Robotics

Reactive Motion Generation via Phase-varying Neural Potential Functions

Robots can now draw figure-8s and recover from disturbances in real-time.

Deep Dive

A team of researchers from EPFL, University College London, and KTH Royal Institute of Technology has developed Phase-varying Neural Potential Functions (PNPF), a novel framework for learning robot motions from demonstrations. Published in IEEE Robotics and Automation Letters, PNPF addresses a persistent challenge in robotics: generating stable, reactive motions for tasks where trajectories intersect, such as drawing a figure-8 or complex assembly sequences. Traditional dynamical systems (DS) methods struggle with these scenarios because first-order models require a unique velocity for each state, while second-order models using velocity to disambiguate direction become brittle near intersections. Phase-based methods, which rely on open-loop time, fail to recover after perturbations.

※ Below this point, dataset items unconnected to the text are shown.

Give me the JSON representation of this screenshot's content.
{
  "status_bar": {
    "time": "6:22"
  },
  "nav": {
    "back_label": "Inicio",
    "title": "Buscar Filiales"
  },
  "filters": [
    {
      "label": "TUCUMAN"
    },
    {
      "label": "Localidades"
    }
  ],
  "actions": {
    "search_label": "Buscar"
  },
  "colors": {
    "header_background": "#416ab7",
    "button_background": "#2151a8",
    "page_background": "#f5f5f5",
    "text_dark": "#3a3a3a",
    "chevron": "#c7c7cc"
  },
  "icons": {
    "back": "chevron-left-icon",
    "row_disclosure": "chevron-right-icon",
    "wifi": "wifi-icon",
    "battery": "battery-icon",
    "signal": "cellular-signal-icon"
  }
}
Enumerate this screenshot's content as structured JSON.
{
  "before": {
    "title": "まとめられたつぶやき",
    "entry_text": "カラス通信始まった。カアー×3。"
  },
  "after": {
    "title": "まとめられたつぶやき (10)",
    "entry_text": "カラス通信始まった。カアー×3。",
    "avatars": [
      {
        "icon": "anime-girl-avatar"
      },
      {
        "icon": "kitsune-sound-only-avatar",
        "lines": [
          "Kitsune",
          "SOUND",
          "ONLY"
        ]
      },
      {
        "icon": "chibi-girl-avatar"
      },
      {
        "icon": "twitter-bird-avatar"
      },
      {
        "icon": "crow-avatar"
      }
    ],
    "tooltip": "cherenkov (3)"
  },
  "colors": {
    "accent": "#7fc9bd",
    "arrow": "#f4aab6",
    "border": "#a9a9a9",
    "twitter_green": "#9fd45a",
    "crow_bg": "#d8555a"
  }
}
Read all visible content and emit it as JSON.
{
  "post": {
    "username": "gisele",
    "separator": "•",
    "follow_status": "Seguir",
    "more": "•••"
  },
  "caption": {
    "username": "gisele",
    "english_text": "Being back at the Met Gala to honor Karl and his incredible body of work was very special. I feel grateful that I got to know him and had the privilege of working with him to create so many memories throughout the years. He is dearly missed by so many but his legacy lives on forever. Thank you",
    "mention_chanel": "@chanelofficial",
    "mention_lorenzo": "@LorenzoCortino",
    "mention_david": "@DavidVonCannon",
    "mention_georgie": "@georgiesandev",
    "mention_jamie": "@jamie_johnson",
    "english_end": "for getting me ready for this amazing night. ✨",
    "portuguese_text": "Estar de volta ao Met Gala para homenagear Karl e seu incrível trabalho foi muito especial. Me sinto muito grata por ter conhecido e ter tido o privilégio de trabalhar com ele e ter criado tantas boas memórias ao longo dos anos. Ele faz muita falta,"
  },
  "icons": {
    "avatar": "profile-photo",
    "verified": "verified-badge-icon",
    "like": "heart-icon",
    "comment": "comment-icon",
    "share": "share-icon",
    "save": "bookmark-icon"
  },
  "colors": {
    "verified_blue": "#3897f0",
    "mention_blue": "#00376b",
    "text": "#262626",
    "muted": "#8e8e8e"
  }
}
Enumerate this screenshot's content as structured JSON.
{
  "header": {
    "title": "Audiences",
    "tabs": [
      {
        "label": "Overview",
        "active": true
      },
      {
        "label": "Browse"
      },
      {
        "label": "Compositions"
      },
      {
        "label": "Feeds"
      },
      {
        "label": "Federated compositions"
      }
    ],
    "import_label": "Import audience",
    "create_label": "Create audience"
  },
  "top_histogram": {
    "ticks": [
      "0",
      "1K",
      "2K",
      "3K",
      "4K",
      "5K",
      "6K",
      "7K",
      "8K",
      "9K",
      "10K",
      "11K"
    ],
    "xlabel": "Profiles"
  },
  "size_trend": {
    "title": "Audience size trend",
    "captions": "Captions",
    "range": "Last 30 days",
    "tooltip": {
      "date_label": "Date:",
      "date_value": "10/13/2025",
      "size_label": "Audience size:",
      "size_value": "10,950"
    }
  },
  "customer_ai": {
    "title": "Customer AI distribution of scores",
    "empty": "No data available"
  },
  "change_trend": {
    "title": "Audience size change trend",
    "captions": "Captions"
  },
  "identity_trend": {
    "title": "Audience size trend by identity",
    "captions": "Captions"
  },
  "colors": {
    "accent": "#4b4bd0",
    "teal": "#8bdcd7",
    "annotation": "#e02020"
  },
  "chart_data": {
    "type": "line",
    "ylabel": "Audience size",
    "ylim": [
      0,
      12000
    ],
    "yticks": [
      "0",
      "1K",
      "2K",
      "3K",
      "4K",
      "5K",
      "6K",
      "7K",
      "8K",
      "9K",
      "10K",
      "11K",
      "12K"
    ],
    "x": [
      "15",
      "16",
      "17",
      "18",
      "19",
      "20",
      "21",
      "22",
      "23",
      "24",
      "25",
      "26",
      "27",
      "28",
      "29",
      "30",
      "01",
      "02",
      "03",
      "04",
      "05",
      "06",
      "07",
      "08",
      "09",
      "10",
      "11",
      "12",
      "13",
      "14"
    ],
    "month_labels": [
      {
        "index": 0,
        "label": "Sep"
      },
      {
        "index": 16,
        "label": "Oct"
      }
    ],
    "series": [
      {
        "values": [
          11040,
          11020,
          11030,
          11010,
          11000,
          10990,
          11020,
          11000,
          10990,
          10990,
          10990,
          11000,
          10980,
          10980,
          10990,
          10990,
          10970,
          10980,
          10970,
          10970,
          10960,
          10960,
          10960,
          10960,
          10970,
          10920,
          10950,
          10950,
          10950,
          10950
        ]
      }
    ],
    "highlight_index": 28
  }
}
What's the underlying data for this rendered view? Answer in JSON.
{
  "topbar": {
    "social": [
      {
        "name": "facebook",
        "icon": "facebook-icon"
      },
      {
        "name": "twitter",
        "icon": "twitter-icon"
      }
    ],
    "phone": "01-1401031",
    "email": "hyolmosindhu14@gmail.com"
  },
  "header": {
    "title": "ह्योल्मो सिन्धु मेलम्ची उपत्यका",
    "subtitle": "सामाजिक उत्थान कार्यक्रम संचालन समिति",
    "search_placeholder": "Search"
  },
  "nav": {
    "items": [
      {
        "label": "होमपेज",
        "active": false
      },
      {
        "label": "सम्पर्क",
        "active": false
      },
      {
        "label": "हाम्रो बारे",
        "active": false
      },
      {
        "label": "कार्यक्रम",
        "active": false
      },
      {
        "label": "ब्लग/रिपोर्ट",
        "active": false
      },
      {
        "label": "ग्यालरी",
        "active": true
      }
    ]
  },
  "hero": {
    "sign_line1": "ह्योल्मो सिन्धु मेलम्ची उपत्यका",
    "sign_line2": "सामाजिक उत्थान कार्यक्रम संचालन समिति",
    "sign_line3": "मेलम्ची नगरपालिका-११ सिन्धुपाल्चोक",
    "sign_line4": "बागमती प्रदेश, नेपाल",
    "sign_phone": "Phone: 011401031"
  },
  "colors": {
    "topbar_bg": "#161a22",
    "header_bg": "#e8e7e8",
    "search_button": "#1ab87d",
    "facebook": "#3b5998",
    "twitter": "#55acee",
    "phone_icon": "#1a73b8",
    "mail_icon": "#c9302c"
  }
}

PNPF solves this by conditioning a learned potential function on a phase variable that is dynamically estimated from the robot's state progression, rather than from a fixed temporal schedule. This allows the system to handle state revisits naturally—the robot knows where it is in a task based on its actual progress, not just time. The learned potential function generates local vector fields that provide both stability and reactivity, enabling the robot to recover from external disturbances (like a human pushing its arm) without needing explicit replanning. In experiments, PNPF generalized effectively across point-to-point, periodic, and full 6D motion tasks, and significantly outperformed existing baselines on trajectories with intersections, demonstrating real-time robotic manipulation under real-world disturbances.

Key Points
  • PNPF uses a phase variable estimated from state progression, not open-loop time, to handle intersecting trajectories like figure-8s.
  • The framework outperforms existing DS methods on tasks with state revisits and demonstrates robust recovery from external disturbances.
  • Accepted at IEEE Robotics and Automation Letters (RAL) and generalizes across point-to-point, periodic, and 6D motion tasks.

Why It Matters

Enables more robust, reactive robot manipulation for complex real-world tasks like assembly and manufacturing.